Figure 8. Concentration of type-3 particles normalised by the concentration in the drop away from the interface; $R$ and $z_{int}$ are the drop radius and position of the planar interface, respectively. The interaction strength between the two components $\unicode[STIX]{x1D716}_{23}$ is $3.6~\text{kJ}~\text{mol}^{-1}$ . The black vertical line indicates the position of the interface.

Figure 9. Normalised difference between the peak concentration ( $c_{p}$ ) and bulk concentration ( $c_{b}$ ) of component 3 within the drop (see inset for a typical example).

The effect of the drop curvature that we have found gives a very likely explanation of the origin of the difference between the MD simulations and the macroscopic theory prediction shown in figure 5 for $\unicode[STIX]{x1D716}_{23}=3.6~\text{kJ}~\text{mol}^{-1}$ . Indeed, as explained earlier, the concentration results shown in figure 2 were obtained for a fixed value of the radius.

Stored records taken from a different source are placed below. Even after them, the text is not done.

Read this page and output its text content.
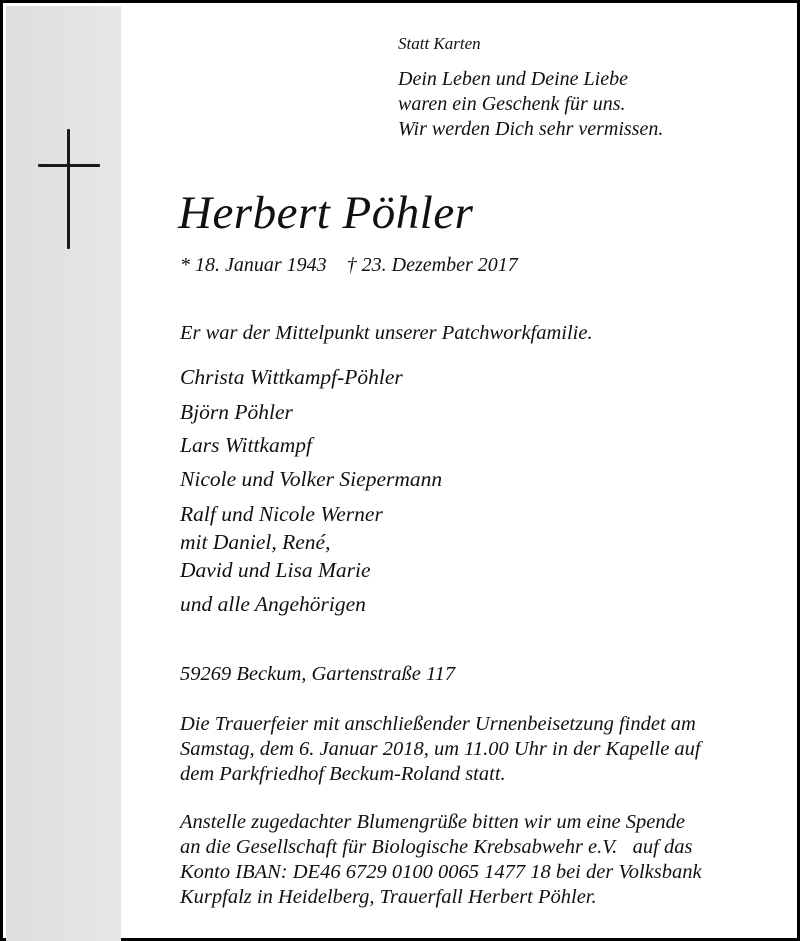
Statt Karten

Dein Leben und Deine Liebe

waren ein Geschenk für uns.

Wir werden Dich sehr vermissen.

Herbert Pöhler

* 18. Januar 1943    † 23. Dezember 2017

Er war der Mittelpunkt unserer Patchworkfamilie.

Christa Wittkampf-Pöhler

Björn Pöhler

Lars Wittkampf

Nicole und Volker Siepermann

Ralf und Nicole Werner

mit Daniel, René,

David und Lisa Marie

und alle Angehörigen

59269 Beckum, Gartenstraße 117

Die Trauerfeier mit anschließender Urnenbeisetzung findet am

Samstag, dem 6. Januar 2018, um 11.00 Uhr in der Kapelle auf

dem Parkfriedhof Beckum-Roland statt.

Anstelle zugedachter Blumengrüße bitten wir um eine Spende

an die Gesellschaft für Biologische Krebsabwehr e.V.   auf das

Konto IBAN: DE46 6729 0100 0065 1477 18 bei der Volksbank

Kurpfalz in Heidelberg, Trauerfall Herbert Pöhler.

Since for the stronger interaction case the radius has no effect on the surface concentration, we can directly use the results of figure 2(a) to predict the surface concentration as a function of the drop composition, which explains the good match between the macroscopic and MD results shown in figure 5 for the strong interaction case. However, for weak 2–3 interaction, there is a strong radius effect which causes the results of figure 2(b) to be inaccurate as the drop dissolves and its radius changes. What really happens in this case is that the solubilities vary not only because of drop composition but also because of the radius change. If in the macroscopic theory we use constant solubilities evaluated in correspondence of the initial and final drop radii and compositions, we generate two lines and expect the MD results to interpolate between them. This expectation is indeed followed by the numerical results, as seen in figure 10.

Figure 10. Comparison of radius of drop for $\unicode[STIX]{x1D716}_{23}=3.6~\text{kJ}~\text{mol}^{-1}$ measured from MD simulations and calculated from macroscopic theory using constant solubilities at initial and final drop radius and compositions.